'Tis the Christmas season and while consumers are surfing the net looking for the perfect gift, fraudsters are lying in wait to trip them up. This year's holiday season is widely expected to generate more online sales than ever before, with consumers flocking to the internet looking for that elusive gift. Although using the internet can take the headache out of Christmas shopping, security firm CyberGuard warns that cyber criminals are using phishing and pharming to steal consumers' identities and cash.
"Consumers need to be more careful than ever when they shop online," according to Paul Henry, a security expert from CyberGuard, who explained that organised criminal gangs are targeting online consumers with ever-more-sophisticated blended phishing attacks, which combine two or more attack strategies. An example is when attackers find out details of the intended victims' interests through the use of spyware and then generate phishing e-mails tailored to lure them into giving away their identities.
Phishing, which is a relatively new phenomenon, has evolved over the past year; in 2004 phishers relied on socially engineered e-mails, with trademark spelling and grammar mistakes, urging consumers to "click here" on an embedded link in an email. As awareness of phishing has grown, fraudsters have had to develop more sophisticated tactics in order to trick consumers into parting with their personal information. To that end, the use of embedded Java script and Active X applets is becoming more common in phishing emails. These scripts and applets can automatically place a graphic image of the expected legitimate URL on top of the address bar within the browser to hide the actual address that the browser is really being directed to.

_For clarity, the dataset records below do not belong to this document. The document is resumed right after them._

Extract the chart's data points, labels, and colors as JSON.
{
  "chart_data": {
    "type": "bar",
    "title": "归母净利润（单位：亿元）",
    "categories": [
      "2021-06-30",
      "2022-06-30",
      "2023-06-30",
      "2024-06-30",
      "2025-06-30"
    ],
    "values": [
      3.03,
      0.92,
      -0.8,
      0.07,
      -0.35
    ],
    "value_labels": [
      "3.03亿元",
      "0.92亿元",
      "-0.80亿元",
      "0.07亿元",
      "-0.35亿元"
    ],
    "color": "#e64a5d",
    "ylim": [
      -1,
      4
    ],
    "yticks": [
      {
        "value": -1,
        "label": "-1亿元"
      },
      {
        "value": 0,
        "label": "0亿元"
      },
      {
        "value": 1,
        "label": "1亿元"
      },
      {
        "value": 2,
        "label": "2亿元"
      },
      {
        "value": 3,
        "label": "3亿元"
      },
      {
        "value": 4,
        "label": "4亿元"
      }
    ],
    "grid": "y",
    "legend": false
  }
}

Henry explained that consumers now need to validate websites before inputting their personal data. To do that consumers can right click on a web page within a browser and view the properties of the page, which should reveal the actual URL.
While phishing is one of the more recognisable online threats, perhaps a more serious risk is pharming, according to Henry.
Rather then relying on social engineering and lack of awareness, pharmers rely more on their technical skills. By exploiting un-patched software using malware, they can compromise internet DNS servers on personal computers to redirect consumers to illegitimate websites where they can harvest their personal financial information. These methods eliminate any of the telltale signs that the surfer has been directed to a fraudulent website.
To avoid being caught off guard this Christmas, CyberGuard has released a series of security tips, urging consumers to never click on an embedded link in an email; to never fill in personal information via email; to register with a credit card security system that requires a password to authorise a transaction; and, perhaps most pertinently, to use common sense - if an offer looks too good to be true, then it probably is.